In Lexington, we recently passed an ordinance that identifies a Lexington specific form of discrimination that is occurring in our local housing rental market. The ordinance identifies different sources of income or payment that landlords consider, but the one getting all the attention is stopping a practice of local landlords advertising “I don’t accept vouchers” as their single method of removing a possible tenant from their applicant pool.
Our intent is to point out that a $1000 voucher is the same as a $1000 in another form of payment. A landlord still has property rights, still controls how much they rent a property for, and can set the terms and conditions for rental, vetting their tenants in a whole myriad of ways-but still must abide by federal and state Fair Housing Law which stipulates things they can and cannot do. In Lexington, we are just trying to solve what is a local issue by clarifying this form of indirect discrimination, which is already prohibited by state law.

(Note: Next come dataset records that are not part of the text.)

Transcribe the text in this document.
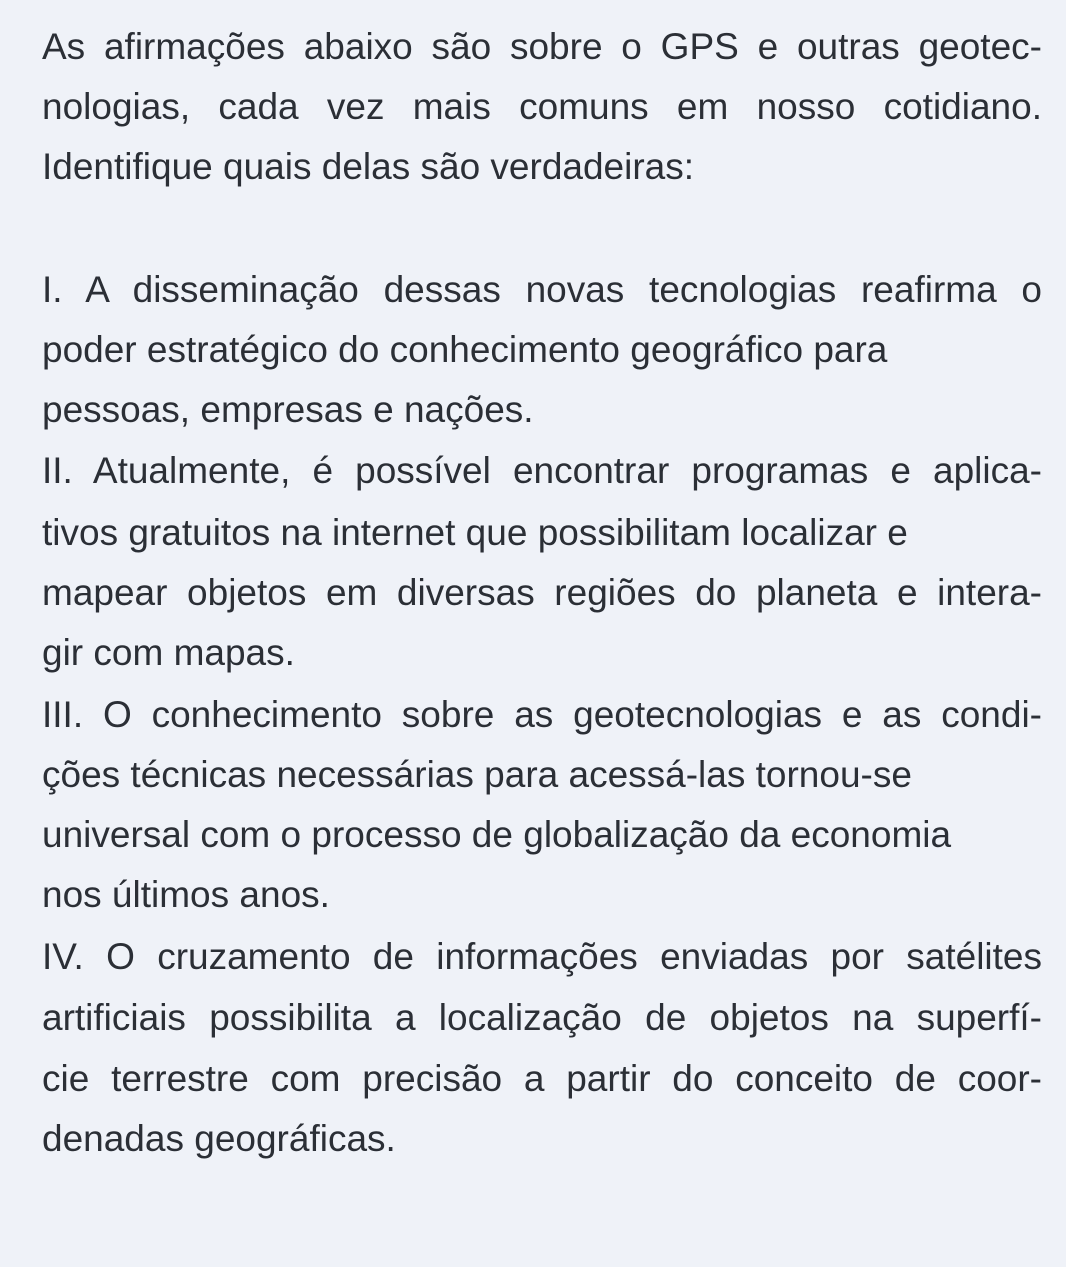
As afirmações abaixo são sobre o GPS e outras geotec-
nologias, cada vez mais comuns em nosso cotidiano.
Identifique quais delas são verdadeiras:
I. A disseminação dessas novas tecnologias reafirma o
poder estratégico do conhecimento geográfico para
pessoas, empresas e nações.
II. Atualmente, é possível encontrar programas e aplica-
tivos gratuitos na internet que possibilitam localizar e
mapear objetos em diversas regiões do planeta e intera-
gir com mapas.
III. O conhecimento sobre as geotecnologias e as condi-
ções técnicas necessárias para acessá-las tornou-se
universal com o processo de globalização da economia
nos últimos anos.
IV. O cruzamento de informações enviadas por satélites
artificiais possibilita a localização de objetos na superfí-
cie terrestre com precisão a partir do conceito de coor-
denadas geográficas.
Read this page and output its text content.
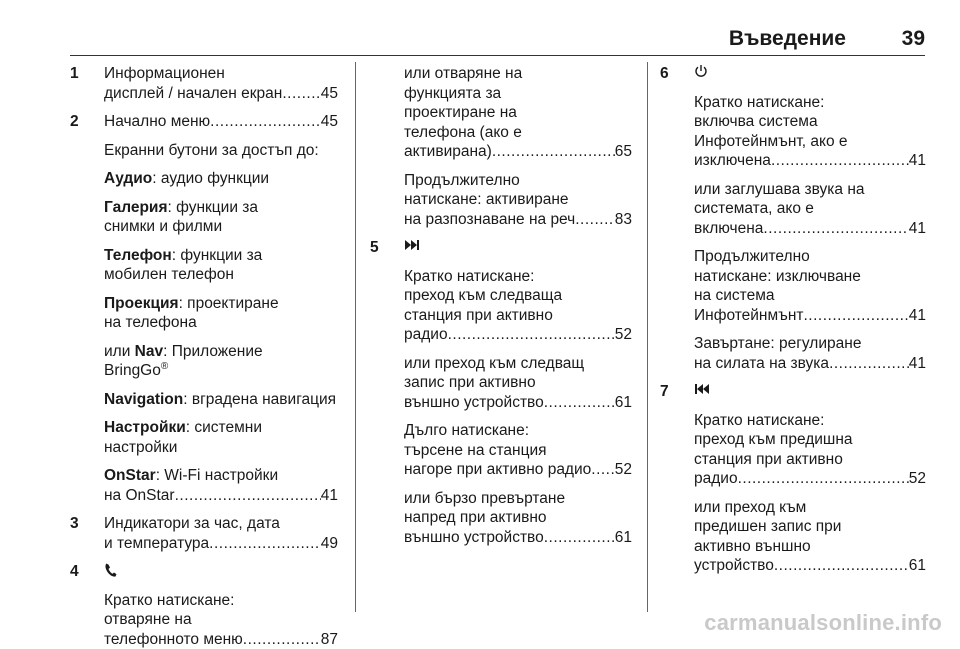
Въведение	39
1 Информационен
дисплей / начален екран ..... 45
2 Начално меню .....	45
Екранни бутони за достъп до:
Аудио: аудио функции
Галерия: функции за
снимки и филми
Телефон: функции за
мобилен телефон
Проекция: проектиране
на телефона
или Nav: Приложение
BringGo®
Navigation: вградена навигация
Настройки: системни
настройки
OnStar: Wi-Fi настройки
на OnStar .....	41
3 Индикатори за час, дата
и температура .....	49
4
Кратко натискане:
отваряне на
телефонното меню .....	87
или отваряне на
функцията за
проектиране на
телефона (ако е
активирана) .....	65
Продължително
натискане: активиране
на разпознаване на реч .....	83
5
Кратко натискане:
преход към следваща
станция при активно
радио .....	52
или преход към следващ
запис при активно
външно устройство .....	61
Дълго натискане:
търсене на станция
нагоре при активно радио ..... 52
или бързо превъртане
напред при активно
външно устройство .....	61
6
Кратко натискане:
включва система
Инфотейнмънт, ако е
изключена .....	41
или заглушава звука на
системата, ако е
включена .....	41
Продължително
натискане: изключване
на система
Инфотейнмънт .....	41
Завъртане: регулиране
на силата на звука .....	41
7
Кратко натискане:
преход към предишна
станция при активно
радио .....	52
или преход към
предишен запис при
активно външно
устройство .....	61
carmanualsonline.info
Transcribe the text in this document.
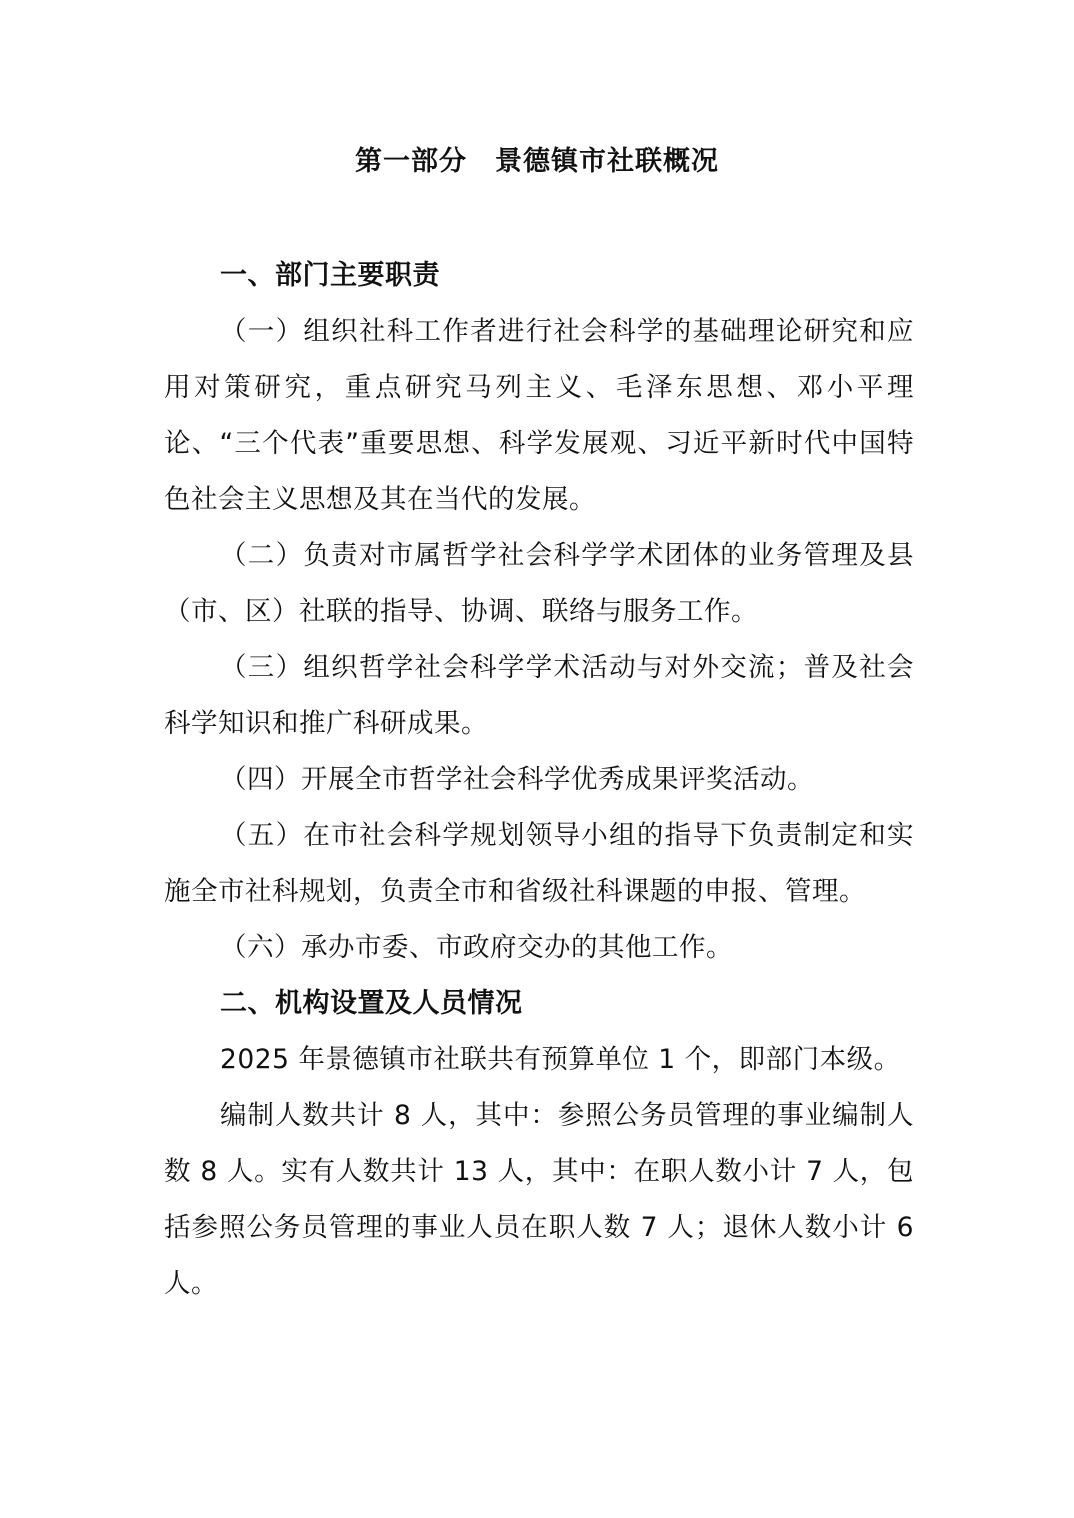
第一部分　景德镇市社联概况
一、部门主要职责

（一）组织社科工作者进行社会科学的基础理论研究和应用对策研究，重点研究马列主义、毛泽东思想、邓小平理论、“三个代表”重要思想、科学发展观、习近平新时代中国特色社会主义思想及其在当代的发展。

（二）负责对市属哲学社会科学学术团体的业务管理及县（市、区）社联的指导、协调、联络与服务工作。

（三）组织哲学社会科学学术活动与对外交流；普及社会科学知识和推广科研成果。

（四）开展全市哲学社会科学优秀成果评奖活动。

（五）在市社会科学规划领导小组的指导下负责制定和实施全市社科规划，负责全市和省级社科课题的申报、管理。

（六）承办市委、市政府交办的其他工作。

二、机构设置及人员情况

2025 年景德镇市社联共有预算单位 1 个，即部门本级。

编制人数共计 8 人，其中：参照公务员管理的事业编制人数 8 人。实有人数共计 13 人，其中：在职人数小计 7 人，包括参照公务员管理的事业人员在职人数 7 人；退休人数小计 6 人。
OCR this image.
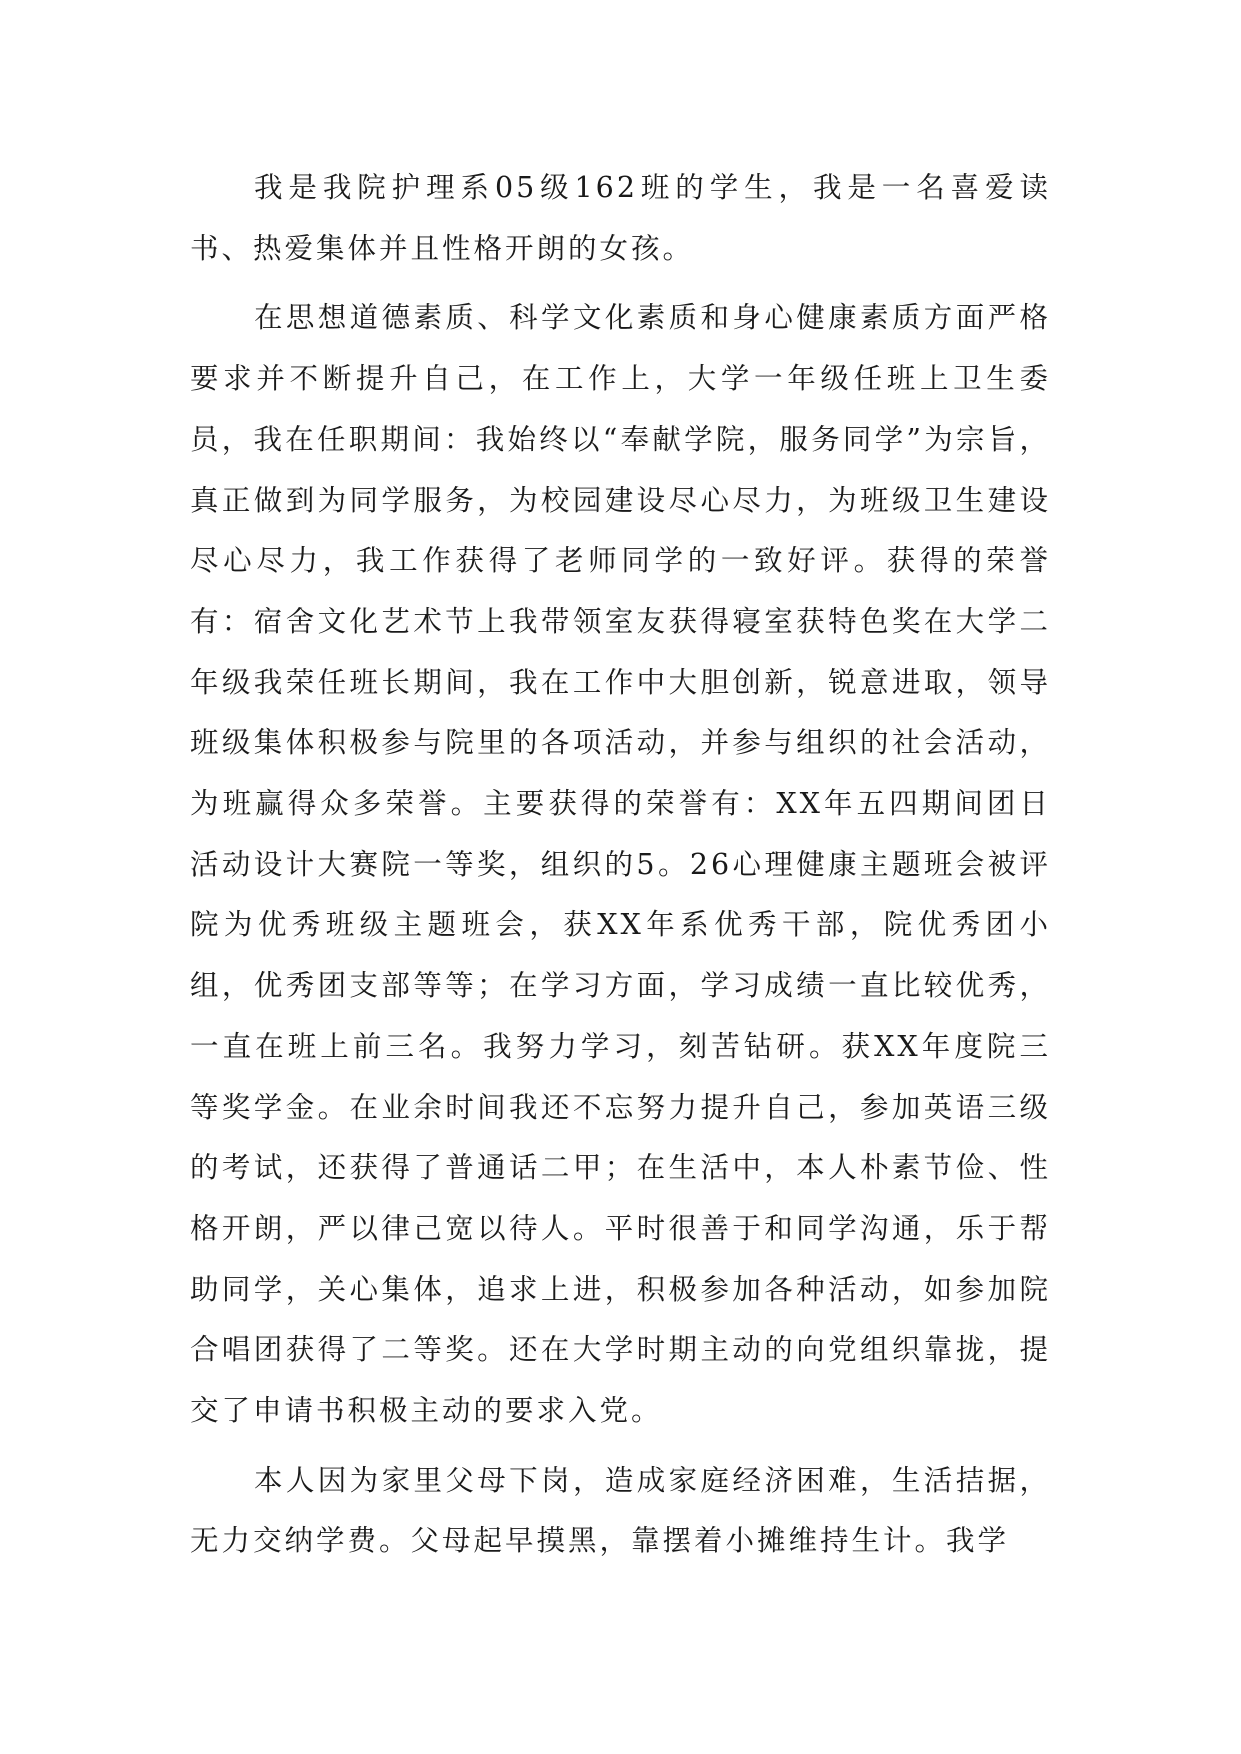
我是我院护理系05级162班的学生，我是一名喜爱读书、热爱集体并且性格开朗的女孩。

在思想道德素质、科学文化素质和身心健康素质方面严格要求并不断提升自己，在工作上，大学一年级任班上卫生委员，我在任职期间：我始终以“奉献学院，服务同学”为宗旨，真正做到为同学服务，为校园建设尽心尽力，为班级卫生建设尽心尽力，我工作获得了老师同学的一致好评。获得的荣誉有：宿舍文化艺术节上我带领室友获得寝室获特色奖在大学二年级我荣任班长期间，我在工作中大胆创新，锐意进取，领导班级集体积极参与院里的各项活动，并参与组织的社会活动，为班赢得众多荣誉。主要获得的荣誉有：XX年五四期间团日活动设计大赛院一等奖，组织的5。26心理健康主题班会被评院为优秀班级主题班会，获XX年系优秀干部，院优秀团小组，优秀团支部等等；在学习方面，学习成绩一直比较优秀，一直在班上前三名。我努力学习，刻苦钻研。获XX年度院三等奖学金。在业余时间我还不忘努力提升自己，参加英语三级的考试，还获得了普通话二甲；在生活中，本人朴素节俭、性格开朗，严以律己宽以待人。平时很善于和同学沟通，乐于帮助同学，关心集体，追求上进，积极参加各种活动，如参加院合唱团获得了二等奖。还在大学时期主动的向党组织靠拢，提交了申请书积极主动的要求入党。

本人因为家里父母下岗，造成家庭经济困难，生活拮据，无力交纳学费。父母起早摸黑，靠摆着小摊维持生计。我学
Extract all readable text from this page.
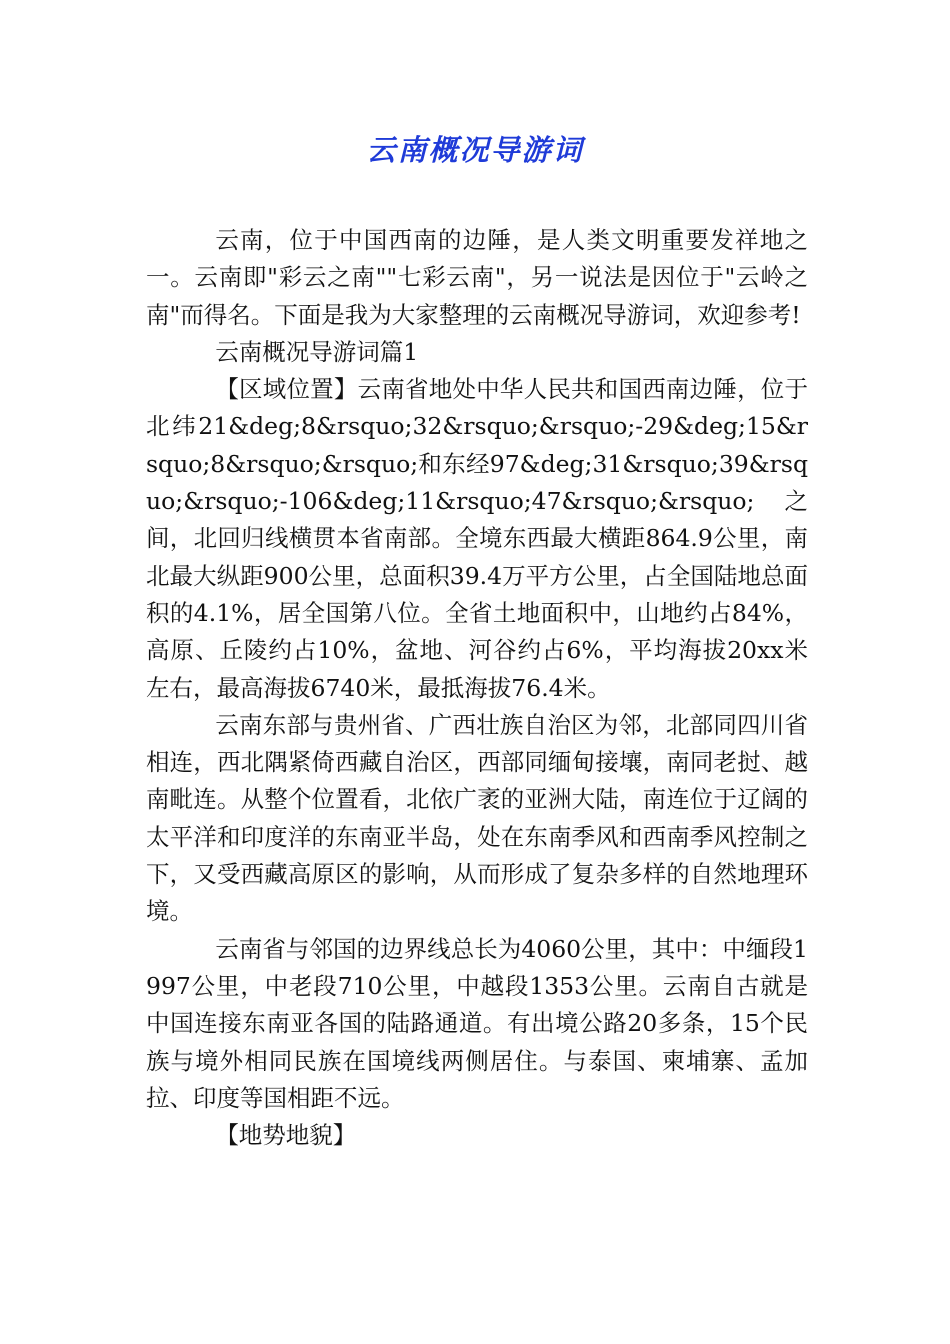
云南概况导游词

云南，位于中国西南的边陲，是人类文明重要发祥地之一。云南即"彩云之南""七彩云南"，另一说法是因位于"云岭之南"而得名。下面是我为大家整理的云南概况导游词，欢迎参考!

云南概况导游词篇1

【区域位置】云南省地处中华人民共和国西南边陲，位于北纬21&deg;8&rsquo;32&rsquo;&rsquo;-29&deg;15&rsquo;8&rsquo;&rsquo;和东经97&deg;31&rsquo;39&rsquo;&rsquo;-106&deg;11&rsquo;47&rsquo;&rsquo;之间，北回归线横贯本省南部。全境东西最大横距864.9公里，南北最大纵距900公里，总面积39.4万平方公里，占全国陆地总面积的4.1%，居全国第八位。全省土地面积中，山地约占84%，高原、丘陵约占10%，盆地、河谷约占6%，平均海拔20xx米左右，最高海拔6740米，最抵海拔76.4米。

云南东部与贵州省、广西壮族自治区为邻，北部同四川省相连，西北隅紧倚西藏自治区，西部同缅甸接壤，南同老挝、越南毗连。从整个位置看，北依广袤的亚洲大陆，南连位于辽阔的太平洋和印度洋的东南亚半岛，处在东南季风和西南季风控制之下，又受西藏高原区的影响，从而形成了复杂多样的自然地理环境。

云南省与邻国的边界线总长为4060公里，其中：中缅段1997公里，中老段710公里，中越段1353公里。云南自古就是中国连接东南亚各国的陆路通道。有出境公路20多条，15个民族与境外相同民族在国境线两侧居住。与泰国、柬埔寨、孟加拉、印度等国相距不远。

【地势地貌】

Our council has spent almost two years deliberating, holding public hearings, and of course has had individual conversations with staff, support organizations, tenants, constituents and landlords. We’ve spent that amount of time because it required plenty of thought on how to be the fairest to both the tenant and landlord communities. And localities like Lexington can make these community-based decisions better than anyone else.
Local governments get deeply involved with the nuances of local issues. We listen and live with constituent’s grass roots issues over the long term. We are widely accessible, meet regularly, discuss often, gather lots of input and eventually attempt do something that benefits the population of our small communities as a whole, and not just one part of it. We take the time needed to deliberate and pass reasonable policy that is pertinent to our locality.
There are currently several bills at the state level which were launched in January as a direct result of us trying to fix this local discrimination issue. While I appreciate the attention to the cause, bills that get approved with little vetting of the entire community we are all trying to help can create unintended consequences and confusion.
The legislative process at each level of government is extremely important and needed. We live in a democratic system that allows each government level to carry the burden and responsibility to do the best they can for the overall population they serve. I believe that federal and state government should legislate and support at macro levels-they are best equipped for that, they have bigger staffs and larger budgets and can make true life altering impacts across an entire jurisdiction. At the city and county level-we will continue to focus on the micro level of solving problems that are unique to our communities-staying in our lane and striving to make each unique locality the best part of our Commonwealth and nation they can be.
Dave Sevigny is the LFUCG 10th district councilperson and a co-sponsor of an ordinance that was enacted Feb 15, 2024 that would eliminate a form of indirect tenant discrimination known as “Source of Income”.